Businesses today need to be aware of a range of risk factors when operating in fast-changing and volatile markets. A well-devised risk management plan aims to continuously identify and analyse the range of risks a company may face and suggest mitigation strategies.

Risk factors may emerge from both internal and external sources, and successful risk management will allow companies to manage them effectively and support business functions adequately.

Financial institutions are among the most important enterprises in the world today as they have the ability to influence individuals, businesses, market conditions, and the economy at large. To answer the question, “what is risk management in finance?”, we must first discuss prevalent financial risks.

What is financial risk?

Financial risks are among the foremost risks that every business, regardless of the industry they’re operating in, needs to address.
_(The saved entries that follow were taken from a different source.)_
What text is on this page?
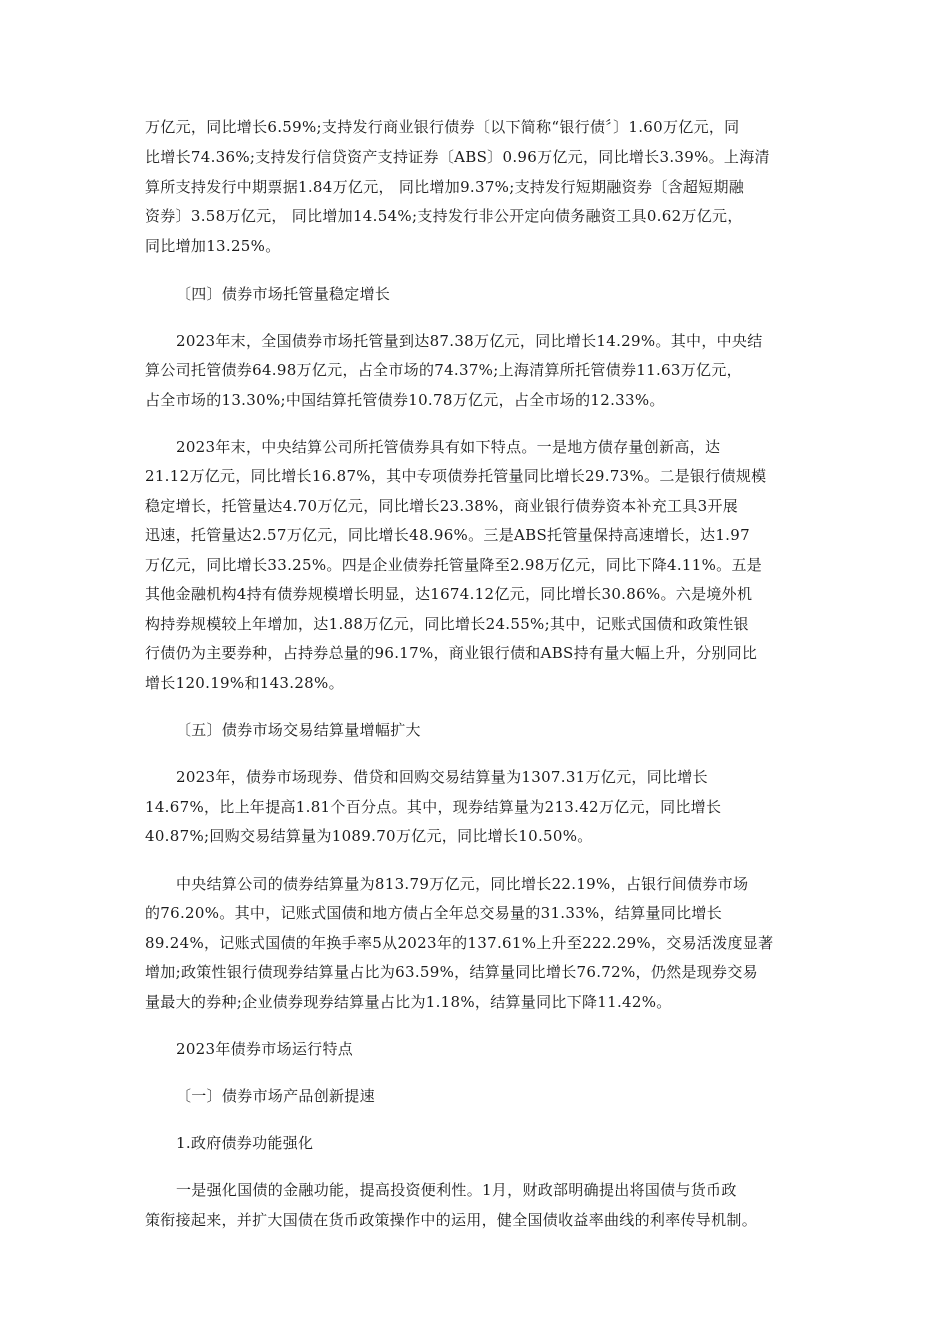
万亿元，同比增长6.59%;支持发行商业银行债券〔以下简称“银行债〞〕1.60万亿元，同
比增长74.36%;支持发行信贷资产支持证券〔ABS〕0.96万亿元，同比增长3.39%。上海清
算所支持发行中期票据1.84万亿元， 同比增加9.37%;支持发行短期融资券〔含超短期融
资券〕3.58万亿元， 同比增加14.54%;支持发行非公开定向债务融资工具0.62万亿元，
同比增加13.25%。
〔四〕债券市场托管量稳定增长
2023年末，全国债券市场托管量到达87.38万亿元，同比增长14.29%。其中，中央结
算公司托管债券64.98万亿元，占全市场的74.37%;上海清算所托管债券11.63万亿元，
占全市场的13.30%;中国结算托管债券10.78万亿元，占全市场的12.33%。
2023年末，中央结算公司所托管债券具有如下特点。一是地方债存量创新高，达
21.12万亿元，同比增长16.87%，其中专项债券托管量同比增长29.73%。二是银行债规模
稳定增长，托管量达4.70万亿元，同比增长23.38%，商业银行债券资本补充工具3开展
迅速，托管量达2.57万亿元，同比增长48.96%。三是ABS托管量保持高速增长，达1.97
万亿元，同比增长33.25%。四是企业债券托管量降至2.98万亿元，同比下降4.11%。五是
其他金融机构4持有债券规模增长明显，达1674.12亿元，同比增长30.86%。六是境外机
构持券规模较上年增加，达1.88万亿元，同比增长24.55%;其中，记账式国债和政策性银
行债仍为主要券种，占持券总量的96.17%，商业银行债和ABS持有量大幅上升，分别同比
增长120.19%和143.28%。
〔五〕债券市场交易结算量增幅扩大
2023年，债券市场现券、借贷和回购交易结算量为1307.31万亿元，同比增长
14.67%，比上年提高1.81个百分点。其中，现券结算量为213.42万亿元，同比增长
40.87%;回购交易结算量为1089.70万亿元，同比增长10.50%。
中央结算公司的债券结算量为813.79万亿元，同比增长22.19%，占银行间债券市场
的76.20%。其中，记账式国债和地方债占全年总交易量的31.33%，结算量同比增长
89.24%，记账式国债的年换手率5从2023年的137.61%上升至222.29%，交易活泼度显著
增加;政策性银行债现券结算量占比为63.59%，结算量同比增长76.72%，仍然是现券交易
量最大的券种;企业债券现券结算量占比为1.18%，结算量同比下降11.42%。
2023年债券市场运行特点
〔一〕债券市场产品创新提速
1.政府债券功能强化
一是强化国债的金融功能，提高投资便利性。1月，财政部明确提出将国债与货币政
策衔接起来，并扩大国债在货币政策操作中的运用，健全国债收益率曲线的利率传导机制。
Common forms of financial risk include:

  • Credit risk: The risk of a client/borrower being unable to hold on to their financial responsibilities.
  • Operational risk: The risk of direct or indirect losses due to internal conditions or external events.
  • Foreign exchange risk: The risk of losses arising from unfavourable conditions in foreign exchange rates.
  • Interest rate risk: The risk of fluctuations in interest rates resulting in adverse financial conditions.
  • Liquidity risk: The risk of being unable to raise funds to meet short-term financial obligations.
  • Inflation risk: The risk of a rapidly rising inflation rate adversely affecting financial markets.

What is risk management in finance?

The importance of risk management in finance does not need to be elaborated on. The 2008 Global Financial Crisis uncovered many lacking areas of risk management in the financial sector. Effective risk management initiatives will help prevent such crises or at the very least, help manage the consequences of such conditions.
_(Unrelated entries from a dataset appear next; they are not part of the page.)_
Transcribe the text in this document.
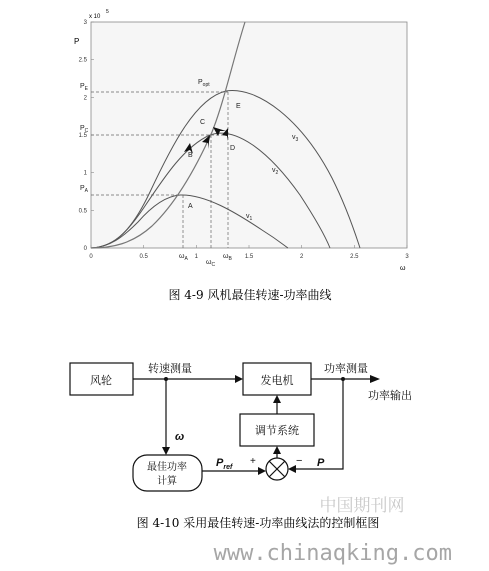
0
0.5
1
1.5
2
2.5
3
0	0.5	1	1.5	2	2.5	3
P
x 10
5
ω
$P_E$
$P_C$
$P_A$
$P_{opt}$
E
C
B
D
A
$v_1$
$v_2$
$v_3$
$\omega_A$	$\omega_C$
$\omega_B$
图 4-9 风机最佳转速-功率曲线
风轮	发电机
调节系统
最佳功率
计算
转速测量	功率测量
功率输出
ω
$P_{ref}$	P
+	−
中国期刊网
图 4-10 采用最佳转速-功率曲线法的控制框图
www.chinaqking.com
Risk management in finance analyses the finance industry conditions and aims to pre-identify possible risks to financial institutions and suggest mitigation measures.

How is risk management in finance enforced?
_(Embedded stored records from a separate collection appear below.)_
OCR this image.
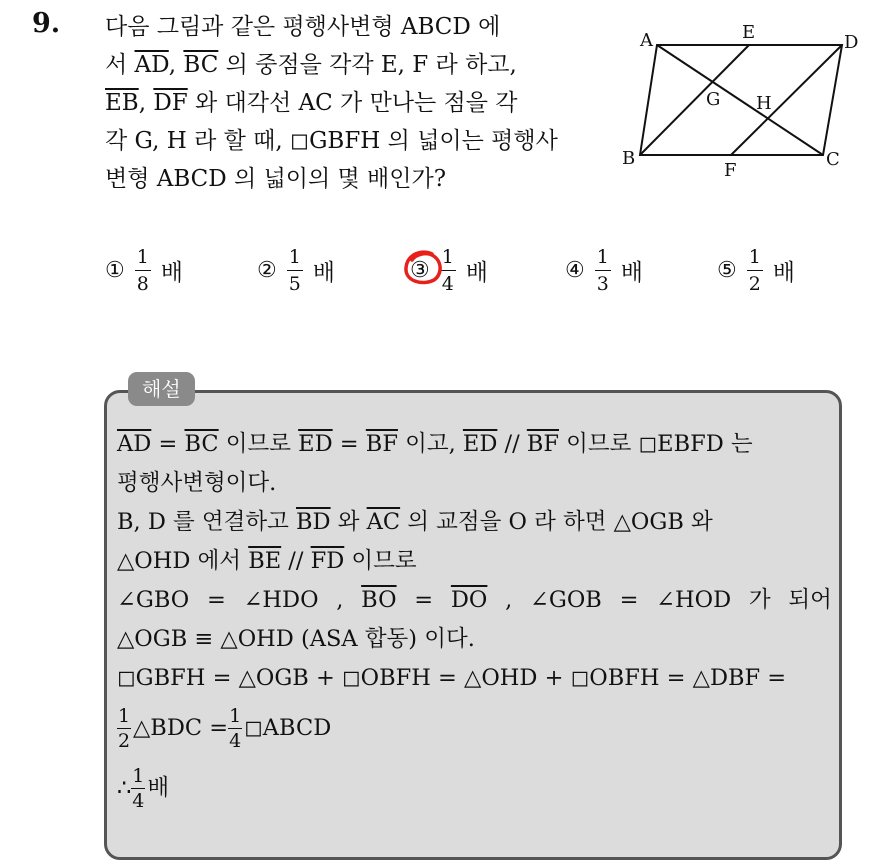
9. 다음 그림과 같은 평행사변형 ABCD 에
서 $\overline{AD}$, $\overline{BC}$ 의 중점을 각각 E, F 라 하고,
$\overline{EB}$, $\overline{DF}$ 와 대각선 AC 가 만나는 점을 각
각 G, H 라 할 때, ◻GBFH 의 넓이는 평행사
변형 ABCD 의 넓이의 몇 배인가?
A	E	D
G H
B
F
C
① $\frac{1}{8}$ 배	② $\frac{1}{5}$ 배	③ $\frac{1}{4}$ 배	④ $\frac{1}{3}$ 배	⑤ $\frac{1}{2}$ 배
해설
$\overline{AD} = \overline{BC}$ 이므로 $\overline{ED} = \overline{BF}$ 이고, $\overline{ED} // \overline{BF}$ 이므로 ◻EBFD 는
평행사변형이다.
B, D 를 연결하고 $\overline{BD}$ 와 $\overline{AC}$ 의 교점을 O 라 하면 △OGB 와
△OHD 에서 $\overline{BE} // \overline{FD}$ 이므로
∠GBO = ∠HDO , $\overline{BO} = \overline{DO}$ , ∠GOB = ∠HOD 가 되어
△OGB ≡ △OHD (ASA 합동) 이다.
◻GBFH = △OGB + ◻OBFH = △OHD + ◻OBFH = △DBF =
1
2 △BDC = 1
4 ◻ABCD
∴ 1
4 배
Financial institutions face a wide array of risks ranging from internal risks, such as operational malfunctions, to external risks, such as volatile market conditions and cyber threats. The following initiatives must be taken by financial institutions to address these risks:

1. Strengthen regulatory adherence
There are extensive regulations imposed on the financial sector by regulatory bodies, such as FinCen, FATF, FCA, and ESMA. These regulations must be incorporated into the decision-making process to create trust and ensure that the institution is not in violation of the recommended guidelines.

2. Improve data protection
Financial institutions store a large amount of sensitive financial information that should be protected at all costs. Therefore, conducting comprehensive risk assessments, implementing data protection measures, evaluating third-party vendors, and setting up incident response plans are necessary.

3. Enhance operational resilience
Operational risks for financial institutions include data breaches and losses, theft, and fraud. Identifying critical dependencies and addressing them through effective mitigation measures and recovery plans are essential while improving resource allocation strategies.

4. Promote continuous mitigation
Financial institutions are among the most targeted for malicious cyber attacks and data breaches from various threat vectors, including nation-states, cybercriminals, terrorist groups, and insider threats. Continuous mitigation strategies are a necessity to counteract them effectively. 

What are the best practices for risk management in finance?

Following the guidelines mentioned below will help in setting up a comprehensive risk management process.

1. Build and nurture a risk-aware culture
Setting up a work culture where employees are made aware of the need for risk management will help in managing internal risks in particular.

2. Conduct regular risk assessments
Conducting regular risk assessments complements continuous mitigation strategies and helps the organisation stay updated with the latest risks.

3. Prioritise risk management
Maintaining a procedure where potential risks are consistently quantified and prioritised will help effectively manage the array of risks.

4. Involve all stakeholders
Involving the entire host of stakeholders in the organisation’s risk management initiatives will ensure that all parties are well informed.

The need for effective risk management in the financial sector is imperative to the smooth operation of the economy

To effectively answer the question, “what is risk management in finance?”, we have to consider what risks are faced by the industry at large, how institutions in the industry engage in risk management, and what best practices are followed to ensure an effective risk management effort.